The process of tracking down a person’s identity is like being caught in a “tractor beam,” she says. “I’m compelled, almost addicted to it. I pick up the thread, and I’ve got to follow it.” By 2007 she had tracked down more than 80 people around the globe who owned unclaimed property, and had helped identify the remains of the Unknown Child of the Titanic, a 19-month-old boy whose body was recovered from the sunken ship. But nothing proved to be as challenging as the Arm in the Snow case.
The Armed Forces lab had access to the DNA sample from the frozen limb, but DNA means nothing unless you can compare it with a living relative’s. So Fitzpatrick worked with other scientists to track down as many descendants of the victims of the Northwest Airlines flight as possible. Independent fingerprint experts also worked on the case, and six months later, the team had eliminated 28 of the 30 people on board the doomed plane. That meant the arm could have belonged to either of two remaining passengers. One of them was Frank Van Zandt, a merchant mariner from Bennington, Vermont.

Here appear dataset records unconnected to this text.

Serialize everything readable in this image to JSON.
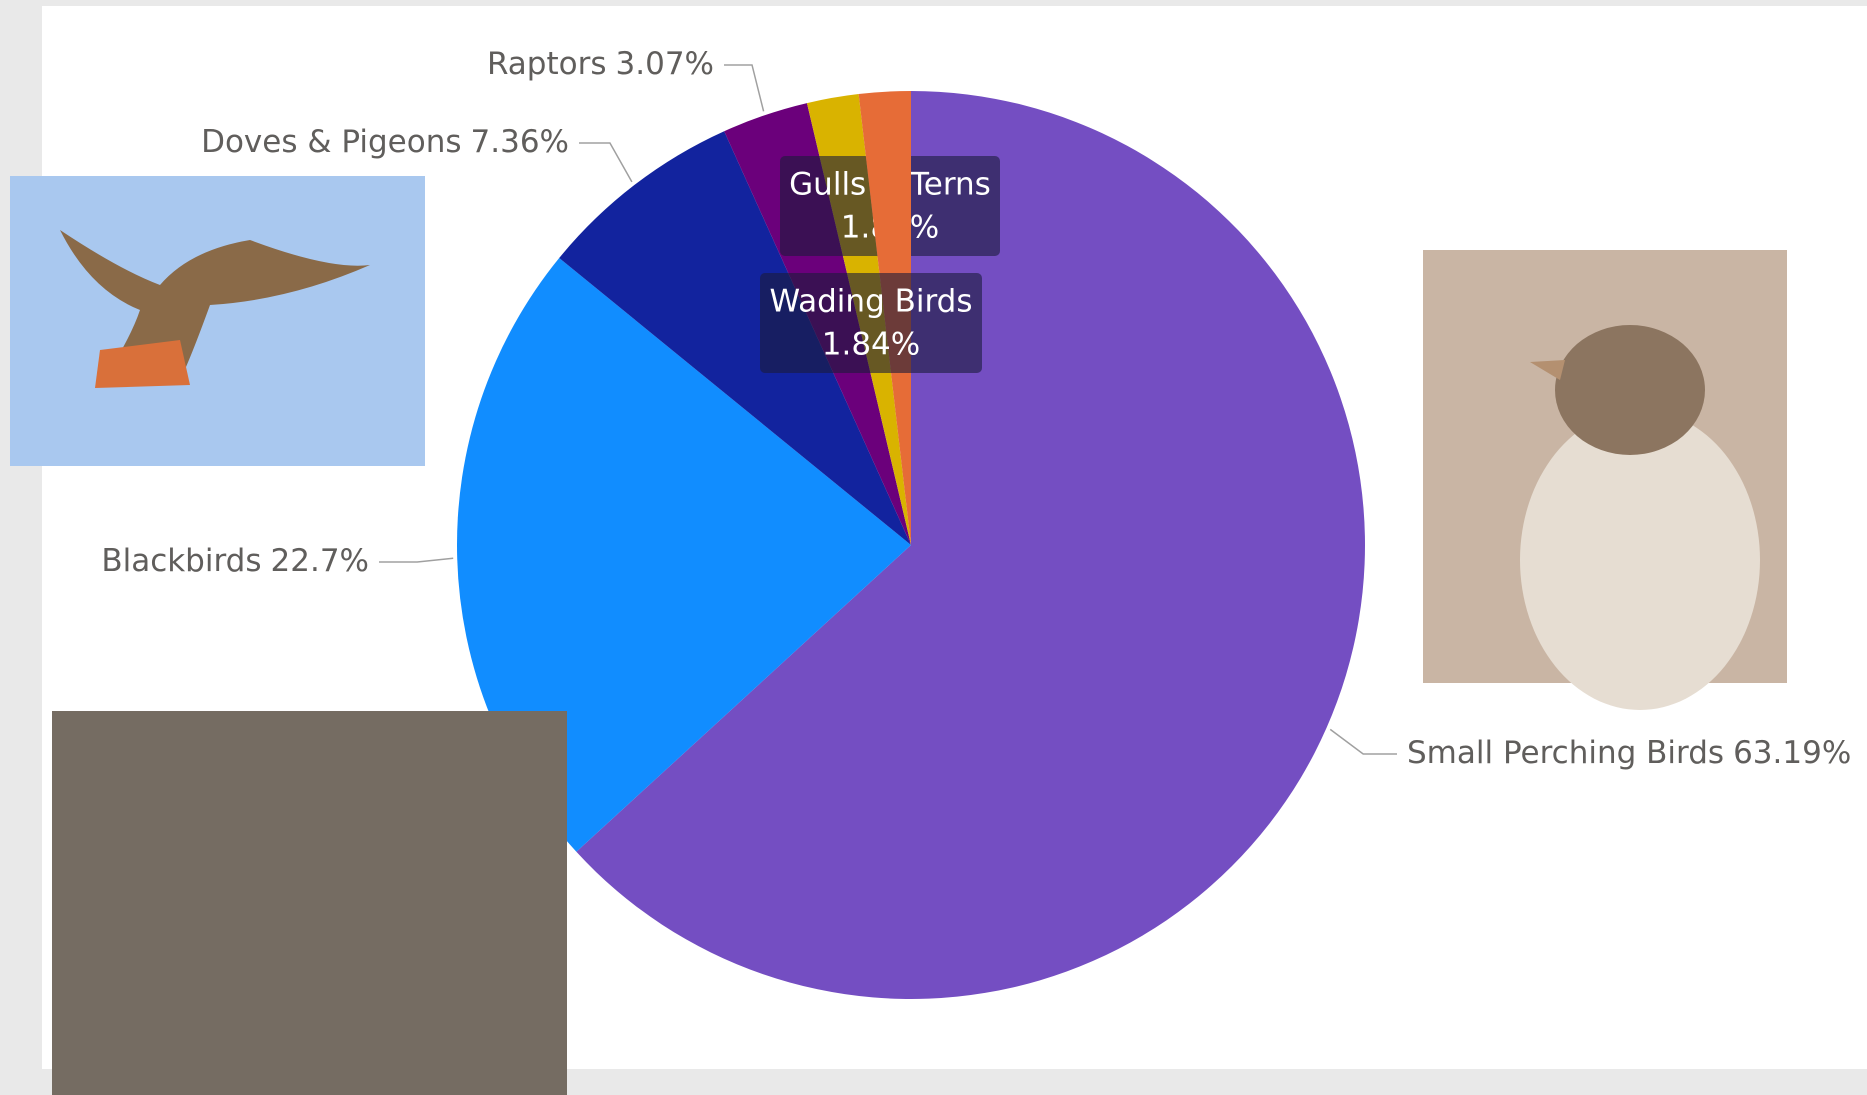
{
  "chart_data": {
    "type": "pie",
    "categories": [
      "Small Perching Birds",
      "Blackbirds",
      "Doves & Pigeons",
      "Raptors",
      "Gulls & Terns",
      "Wading Birds"
    ],
    "values": [
      63.19,
      22.7,
      7.36,
      3.07,
      1.84,
      1.84
    ],
    "value_labels": [
      "63.19%",
      "22.7%",
      "7.36%",
      "3.07%",
      "1.84%",
      "1.84%"
    ],
    "colors": [
      "#744EC2",
      "#118DFF",
      "#12239E",
      "#6B007B",
      "#D9B300",
      "#E66C37"
    ]
  }
}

“I turned over every piece of paper in the state of Vermont,” Fitzpatrick recalls. “I checked census records, obituaries, newspaper stories. I looked up city directories in Bennington-Arlington. I called all the churches, searching for marriage records, burial records, baptismal registries, First Communions.”
Then she found a marriage certificate for Van Zandt’s brother, which said his mother, Margaret Conway, was born in 1876 in “Timerick,” Ireland. Figuring this referred to Limerick, Fitzpatrick pored over the Irish birth registration and found records for all the Margaret Conways born from 1872 to 1876. Still nothing.

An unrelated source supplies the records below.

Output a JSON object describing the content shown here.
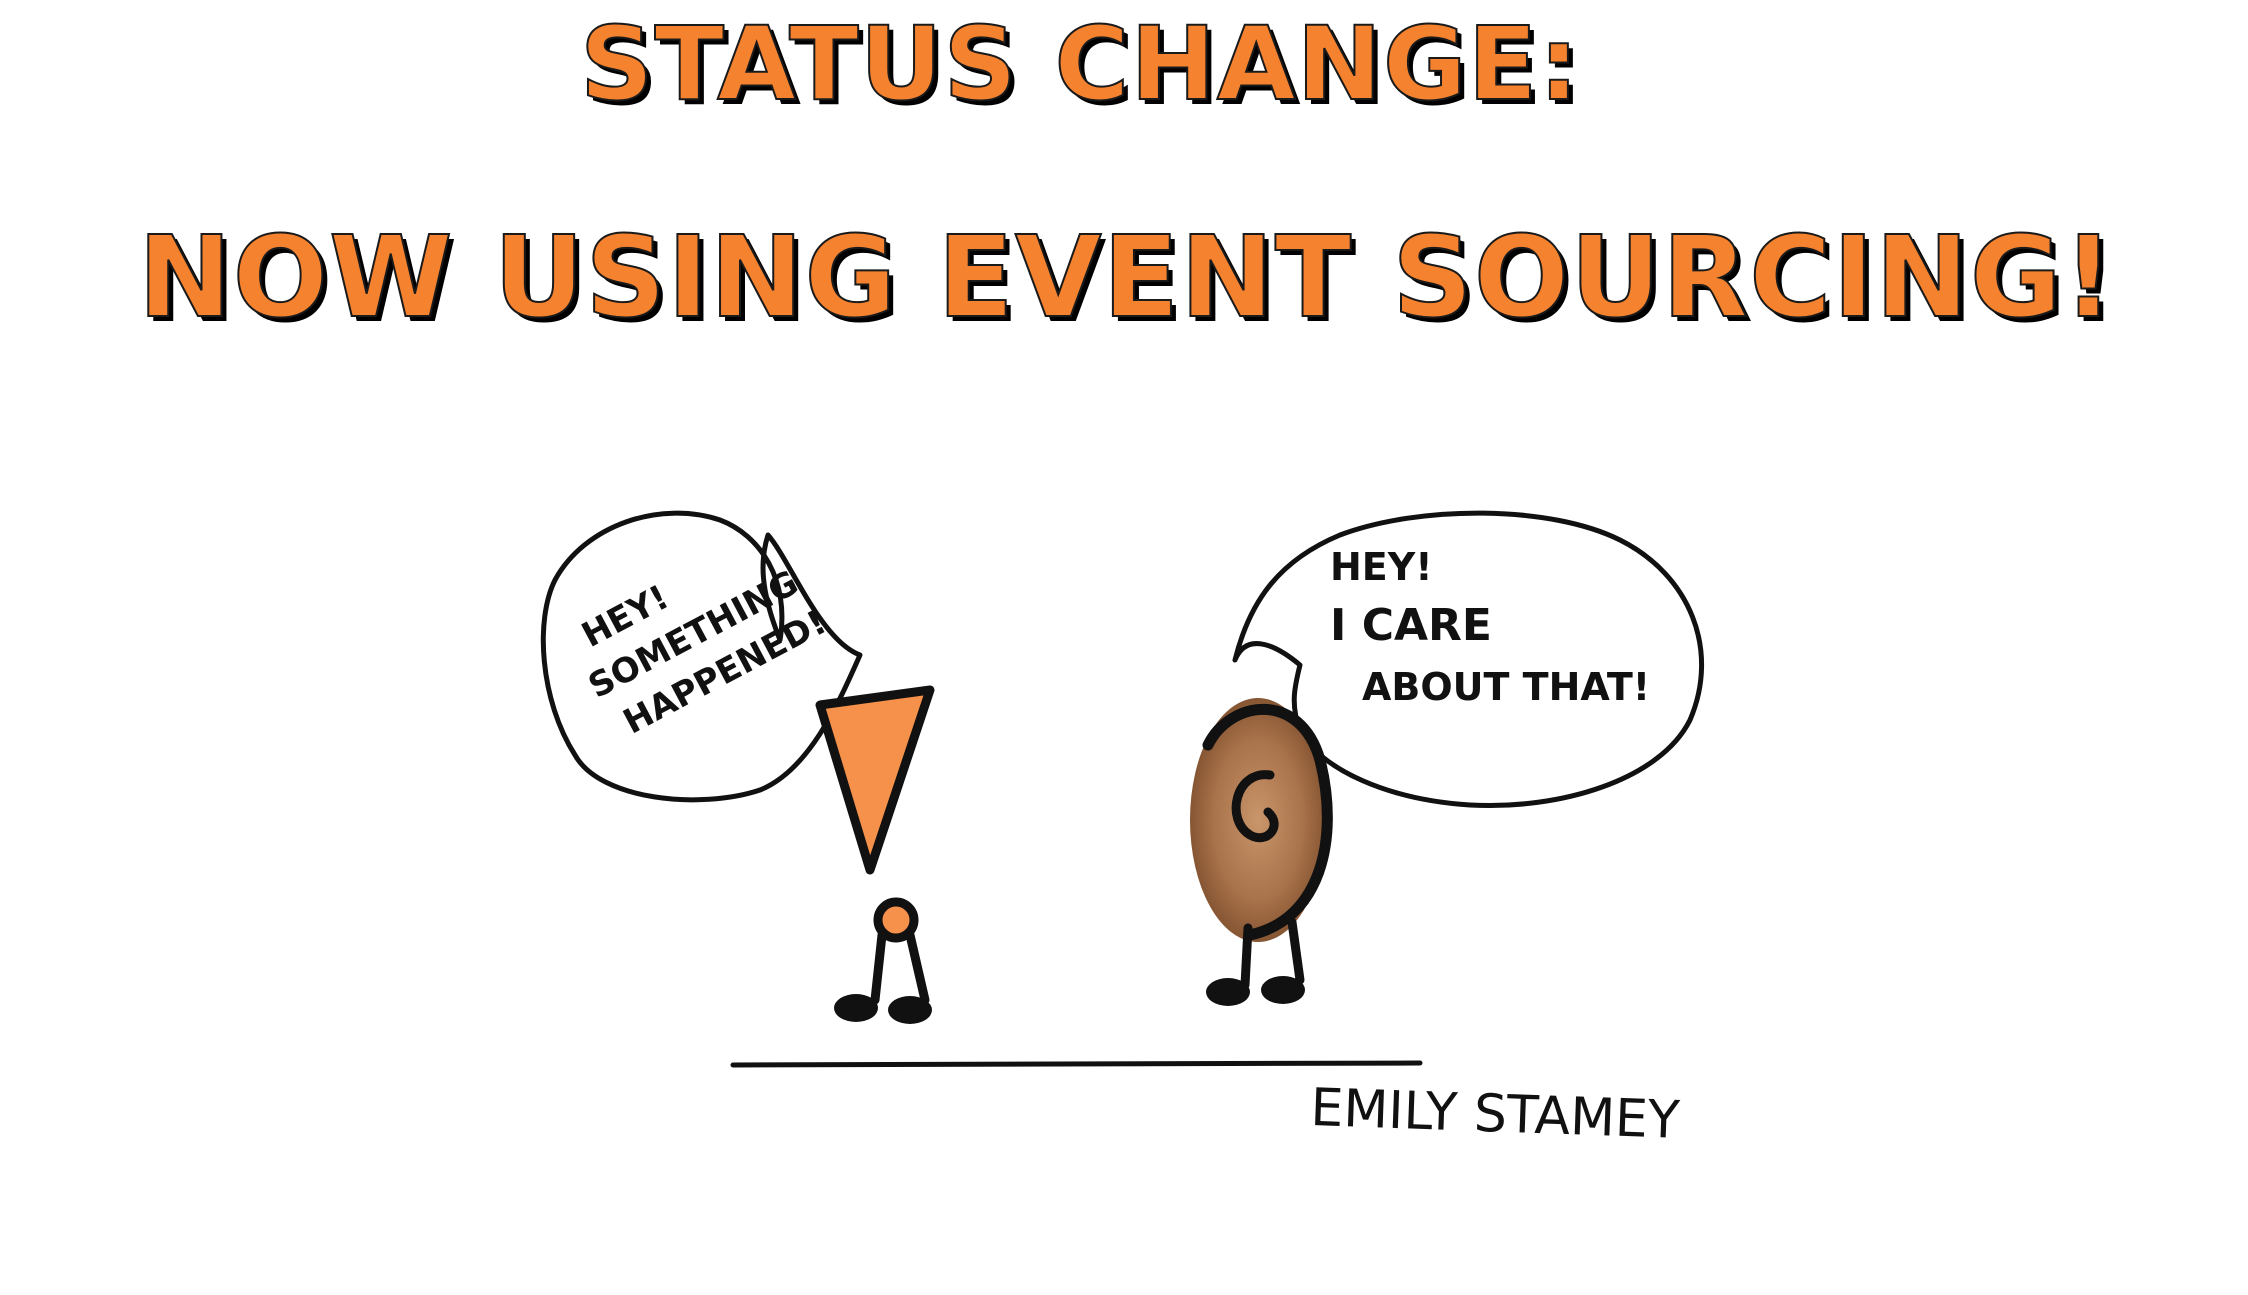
{
  "title": {
    "line1": "STATUS CHANGE:",
    "line2": "NOW USING EVENT SOURCING!"
  },
  "speaker_bubble": {
    "line1": "HEY!",
    "line2": "SOMETHING",
    "line3": "HAPPENED!"
  },
  "listener_bubble": {
    "line1": "HEY!",
    "line2": "I CARE",
    "line3": "ABOUT THAT!"
  },
  "signature": "EMILY STAMEY",
  "colors": {
    "title_fill": "#f5822f",
    "speaker_fill": "#f5914a",
    "ear_fill": "#a8724a",
    "ink": "#111111"
  },
  "icons": {
    "speaker": "exclamation-mark-character-icon",
    "listener": "ear-character-icon"
  }
}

In bed at night, she kept going over it in her mind: Where is this woman?
Like any good detective, Fitzpatrick relies on intuition as well as shoe leather. After weeks of dead ends, she suddenly had a hunch: What if Conway had lied about her age? Checking earlier dates, she finally found a birth record for a Margaret Conway born in 1871 to John Conway and Ellen Drum.
The name Drum was extinct in the areas around Limerick, so Fitzpatrick started calling Conways, asking, “Are you related to a family named Drum?” Scores of calls later, she telephoned an elderly machine oiler named Maurice Conway in the village of Askeaton.
“I’m trying to identify the remains of a serviceman . . . ” This time there was silence on the line. Then Conway’s voice replied in a thick Irish accent, “Could you call me back tomorrow?” The next day, the man told her that the Conway cemetery was across from his house and that he’d found a tombstone there dedicated by John Conway to the memory of his wife, Ellen. “The family information on the stone matched everything we knew about the Conways,” says Fitzpatrick. Ellen was Maurice’s great-great-grandmother’s sister. She was also Frank Van Zandt’s grandmother.
“Maurice,” Fitzpatrick said with a sigh, “I’ve been looking for you all over the world.”
A few weeks later, a DNA test on Maurice Conway confirmed the link. The arm belonged to Van Zandt. Fitzpatrick cries when she tells the story. “Frank Van Zandt was a serviceman, a real hero,” she says.